/ 25 March 2011

More universities to query Israeli links as UJ severs ties

Links between other South African universities and their counterparts in Israel are now likely to come under the scrutiny of boycott campaigners, following the University of Johannesburg’s landmark decision on Wednesday to sever ties with Israel’s Ben-Gurion University.

UJ research professor Steven Friedman told the Mail & Guardian on Thursday that “there is a discussion developing” at the University of Cape Town (UCT). “Colleagues there tell me that the question of links has come up,” he said.

UCT denied having any institutional links with Israeli universities. Muhammed Desai of the Boycott, Divestment and Sanctions Working Group, said that he, too, had learned that a university in the province “may have links to a university in Israel”.

Brenda Stern, spokesperson of the South African Associates of Ben-Gurion, told the Times newspaper that “we will continue our projects with other, more important universities in the country.” However, she refused to confirm to the M&G that Ben-Gurion had links with other South African institutions.
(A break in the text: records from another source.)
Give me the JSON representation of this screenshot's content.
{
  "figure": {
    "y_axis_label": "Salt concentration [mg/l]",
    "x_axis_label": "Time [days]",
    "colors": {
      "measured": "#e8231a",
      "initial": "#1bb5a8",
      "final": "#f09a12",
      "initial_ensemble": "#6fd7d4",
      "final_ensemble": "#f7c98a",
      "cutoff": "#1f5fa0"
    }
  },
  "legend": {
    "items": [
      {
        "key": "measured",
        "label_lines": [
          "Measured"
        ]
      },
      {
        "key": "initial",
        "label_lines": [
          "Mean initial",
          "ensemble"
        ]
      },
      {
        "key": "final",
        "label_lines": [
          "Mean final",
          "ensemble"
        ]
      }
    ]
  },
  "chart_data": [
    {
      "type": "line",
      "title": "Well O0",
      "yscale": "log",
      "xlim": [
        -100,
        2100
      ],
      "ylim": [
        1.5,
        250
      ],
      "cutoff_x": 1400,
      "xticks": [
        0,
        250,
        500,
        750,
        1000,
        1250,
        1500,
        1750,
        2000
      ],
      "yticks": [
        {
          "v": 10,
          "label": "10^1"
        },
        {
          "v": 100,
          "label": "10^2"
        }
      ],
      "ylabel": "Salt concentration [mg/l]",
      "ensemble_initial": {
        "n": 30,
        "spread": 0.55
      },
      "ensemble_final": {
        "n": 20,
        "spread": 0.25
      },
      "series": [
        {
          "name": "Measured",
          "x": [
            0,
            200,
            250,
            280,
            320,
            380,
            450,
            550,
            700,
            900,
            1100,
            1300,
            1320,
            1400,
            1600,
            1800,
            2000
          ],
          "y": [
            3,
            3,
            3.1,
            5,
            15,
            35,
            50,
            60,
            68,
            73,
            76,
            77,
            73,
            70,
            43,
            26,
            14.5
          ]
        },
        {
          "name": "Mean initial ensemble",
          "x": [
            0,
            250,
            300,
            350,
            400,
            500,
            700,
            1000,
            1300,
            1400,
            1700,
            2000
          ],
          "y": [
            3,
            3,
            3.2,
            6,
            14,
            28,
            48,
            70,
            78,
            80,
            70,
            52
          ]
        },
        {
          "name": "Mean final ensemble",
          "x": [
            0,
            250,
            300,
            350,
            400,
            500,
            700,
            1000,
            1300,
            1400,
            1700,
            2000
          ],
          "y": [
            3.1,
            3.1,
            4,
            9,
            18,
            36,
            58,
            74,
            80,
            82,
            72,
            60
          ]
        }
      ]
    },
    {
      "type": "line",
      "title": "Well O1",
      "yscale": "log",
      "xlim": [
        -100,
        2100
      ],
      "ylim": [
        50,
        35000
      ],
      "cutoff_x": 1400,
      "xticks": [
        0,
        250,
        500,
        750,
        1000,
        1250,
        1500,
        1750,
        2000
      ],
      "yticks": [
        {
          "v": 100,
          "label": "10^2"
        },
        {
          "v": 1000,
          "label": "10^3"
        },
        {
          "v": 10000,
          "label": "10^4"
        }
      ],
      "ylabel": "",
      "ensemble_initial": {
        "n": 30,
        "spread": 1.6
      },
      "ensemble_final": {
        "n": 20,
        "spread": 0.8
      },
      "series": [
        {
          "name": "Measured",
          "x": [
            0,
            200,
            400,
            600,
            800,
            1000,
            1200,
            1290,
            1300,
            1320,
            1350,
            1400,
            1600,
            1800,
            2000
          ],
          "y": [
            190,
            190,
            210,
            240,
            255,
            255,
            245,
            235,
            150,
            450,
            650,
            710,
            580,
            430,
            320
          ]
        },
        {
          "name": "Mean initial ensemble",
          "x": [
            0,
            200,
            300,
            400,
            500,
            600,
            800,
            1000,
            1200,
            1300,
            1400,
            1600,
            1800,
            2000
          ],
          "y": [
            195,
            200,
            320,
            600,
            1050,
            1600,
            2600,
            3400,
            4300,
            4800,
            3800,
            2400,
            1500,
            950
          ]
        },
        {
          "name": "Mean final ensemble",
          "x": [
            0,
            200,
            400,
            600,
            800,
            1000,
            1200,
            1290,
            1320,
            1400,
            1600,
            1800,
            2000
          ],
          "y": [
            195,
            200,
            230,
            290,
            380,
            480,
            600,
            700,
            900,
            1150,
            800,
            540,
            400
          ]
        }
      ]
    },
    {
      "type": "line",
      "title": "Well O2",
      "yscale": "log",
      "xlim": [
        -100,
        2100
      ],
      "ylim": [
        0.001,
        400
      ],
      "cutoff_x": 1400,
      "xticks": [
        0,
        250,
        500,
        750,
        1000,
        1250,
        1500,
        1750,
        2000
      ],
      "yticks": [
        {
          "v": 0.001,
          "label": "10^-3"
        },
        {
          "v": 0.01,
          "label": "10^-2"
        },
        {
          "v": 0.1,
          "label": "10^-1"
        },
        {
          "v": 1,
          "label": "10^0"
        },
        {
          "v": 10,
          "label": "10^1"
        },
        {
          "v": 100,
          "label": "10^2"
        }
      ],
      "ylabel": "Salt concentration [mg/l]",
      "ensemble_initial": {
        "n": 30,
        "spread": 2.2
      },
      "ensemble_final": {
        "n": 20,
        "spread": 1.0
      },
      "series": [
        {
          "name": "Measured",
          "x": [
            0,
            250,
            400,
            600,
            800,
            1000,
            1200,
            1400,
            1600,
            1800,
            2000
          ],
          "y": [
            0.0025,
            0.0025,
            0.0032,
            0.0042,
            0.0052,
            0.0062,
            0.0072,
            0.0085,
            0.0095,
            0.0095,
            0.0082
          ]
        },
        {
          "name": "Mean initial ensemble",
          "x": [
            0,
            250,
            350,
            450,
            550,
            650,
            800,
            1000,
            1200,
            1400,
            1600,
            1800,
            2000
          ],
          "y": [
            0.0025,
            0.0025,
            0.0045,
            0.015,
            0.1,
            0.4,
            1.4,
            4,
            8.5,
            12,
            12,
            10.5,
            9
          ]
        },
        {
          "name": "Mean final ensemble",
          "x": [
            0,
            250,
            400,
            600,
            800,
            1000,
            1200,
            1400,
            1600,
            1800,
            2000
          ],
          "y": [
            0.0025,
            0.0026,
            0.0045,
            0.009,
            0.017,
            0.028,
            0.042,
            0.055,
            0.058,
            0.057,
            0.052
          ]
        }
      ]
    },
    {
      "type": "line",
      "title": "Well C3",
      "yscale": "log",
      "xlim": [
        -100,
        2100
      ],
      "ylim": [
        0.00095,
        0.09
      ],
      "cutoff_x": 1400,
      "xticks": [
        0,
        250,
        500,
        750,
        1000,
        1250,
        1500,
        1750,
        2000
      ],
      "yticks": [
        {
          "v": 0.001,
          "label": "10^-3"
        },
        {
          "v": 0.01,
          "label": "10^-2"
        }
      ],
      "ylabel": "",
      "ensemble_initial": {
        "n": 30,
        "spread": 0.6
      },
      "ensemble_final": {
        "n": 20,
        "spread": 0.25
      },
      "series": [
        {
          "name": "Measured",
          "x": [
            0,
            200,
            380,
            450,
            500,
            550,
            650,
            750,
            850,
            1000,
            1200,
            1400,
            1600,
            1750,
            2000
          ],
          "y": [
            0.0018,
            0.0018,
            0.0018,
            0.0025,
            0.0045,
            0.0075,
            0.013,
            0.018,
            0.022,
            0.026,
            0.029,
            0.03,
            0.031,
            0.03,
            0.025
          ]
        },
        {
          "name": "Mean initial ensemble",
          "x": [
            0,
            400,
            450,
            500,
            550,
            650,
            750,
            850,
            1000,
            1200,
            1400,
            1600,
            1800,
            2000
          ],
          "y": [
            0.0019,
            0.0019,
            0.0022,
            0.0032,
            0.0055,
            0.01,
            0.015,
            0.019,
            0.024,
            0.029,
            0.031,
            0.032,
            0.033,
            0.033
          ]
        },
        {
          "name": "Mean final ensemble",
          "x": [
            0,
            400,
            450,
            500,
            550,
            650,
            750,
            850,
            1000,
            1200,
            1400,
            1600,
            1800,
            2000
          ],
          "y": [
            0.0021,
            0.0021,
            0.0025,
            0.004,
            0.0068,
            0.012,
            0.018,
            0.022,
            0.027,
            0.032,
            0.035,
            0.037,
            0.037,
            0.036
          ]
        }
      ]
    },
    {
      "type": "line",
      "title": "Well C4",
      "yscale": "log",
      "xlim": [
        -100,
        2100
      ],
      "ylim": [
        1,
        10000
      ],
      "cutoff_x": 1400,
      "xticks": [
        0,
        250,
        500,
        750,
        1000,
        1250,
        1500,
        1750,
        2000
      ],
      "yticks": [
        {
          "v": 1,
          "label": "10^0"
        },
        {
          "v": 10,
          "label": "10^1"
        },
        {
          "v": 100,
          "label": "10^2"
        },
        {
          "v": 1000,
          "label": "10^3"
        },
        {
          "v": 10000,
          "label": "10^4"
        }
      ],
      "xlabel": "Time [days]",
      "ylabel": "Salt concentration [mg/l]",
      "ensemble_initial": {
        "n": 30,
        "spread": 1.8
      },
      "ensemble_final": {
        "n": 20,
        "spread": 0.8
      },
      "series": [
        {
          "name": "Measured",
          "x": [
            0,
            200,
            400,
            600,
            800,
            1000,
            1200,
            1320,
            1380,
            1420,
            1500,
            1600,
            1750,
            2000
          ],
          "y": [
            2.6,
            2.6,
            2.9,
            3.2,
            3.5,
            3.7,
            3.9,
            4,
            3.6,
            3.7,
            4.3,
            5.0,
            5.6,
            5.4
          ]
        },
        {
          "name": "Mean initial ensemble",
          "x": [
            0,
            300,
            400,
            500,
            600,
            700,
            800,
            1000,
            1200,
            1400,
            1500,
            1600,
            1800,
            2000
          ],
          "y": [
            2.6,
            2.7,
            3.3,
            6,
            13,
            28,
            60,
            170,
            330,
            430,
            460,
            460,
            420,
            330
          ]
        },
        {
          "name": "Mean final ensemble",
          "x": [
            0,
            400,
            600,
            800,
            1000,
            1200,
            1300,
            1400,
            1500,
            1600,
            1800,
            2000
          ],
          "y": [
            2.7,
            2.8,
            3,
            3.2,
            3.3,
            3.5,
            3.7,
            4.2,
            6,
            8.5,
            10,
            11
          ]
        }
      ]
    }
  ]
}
The organisation’s president, Bertie Lubner, said it had nothing to say on the matter at present.

UJ’s decision to cut ties comes six months after 400 prominent South Africans, including John Dugard and Archbishop Desmond Tutu, signed a petition calling on UJ to cut its ties with Ben-Gurion, claiming it was assisting the Israeli military. The university then gave the Israeli institution six months to meet two conditions: that Ben-Gurion draw up an agreement for joint research with a Palestinian university, chosen with the involvement of UJ, and that UJ “will not engage in any activities with Ben-Gurion that have direct or indirect military implications”.

The UJ senate decided this week that the conditions had not been met. In October last year, following the UJ senate resolution, Duma Malaza, chief executive of the university heads’ representative body, Higher Education South Africa (Hesa), said that it was “likely” that the heads would discuss the issue of Ben-Gurion at their next meeting. But Malaza said this week that this discussion did not take place.

Regrets
“I indicated at the time that Hesa might discuss the issue if it is raised by one of its members,” he said. “This did not happen. Such issues are generally regarded as being of an institutional nature as they are informed by specific institutional values and strategic priorities. The issue was, indeed, finalised by the senate and council of UJ.”

In a press statement on Thursday Ben-Gurion said it regretted UJ’s decision, adding: “Peace will happen only when there is a dialogue between all of the people of the region. Cancelling this agreement, which was designed to solve real problems of water contamination in a reservoir near Johannesburg, will only hurt the residents of South Africa.”

Last week the UJ petition committee released a fact-finding report on Ben-Gurion University’s links to the Israeli military, which claimed that Ben-Gurion is still enmeshed with the Israeli defence force and shows no sign of loosening these bonds. It says that during Operation Cast Lead, in which 1 400 Palestinians were killed, Ben-Gurion “offered scholarships and extra tuition to students who served in active combat units” and “offered a special grant for each day of service to students who went on reserve duty”.

In addition, the report claims that Ben-Gurion “aids and provides academic scholarships and has official protocols for providing support to army reservist students”. It had allegedly also initiated the idea of, and tendered for, a military medicine school designed to train medical staff for the Israeli armed forces.

The report said Ben-Gurion is participating in a project supported by the Israeli government involving the construction of a park that would house the intelligence, communications and training bases of the Israeli defence force.

The university was also a feeder institution for Israel’s nuclear research programme, the report alleges, with graduates serving as interns in the Israeli government’s nuclear plant in Dimona “suspected of being engaged in the production of nuclear weapons, including material for thermonuclear warheads”. Stern described the report’s findings as “absolute rubbish”.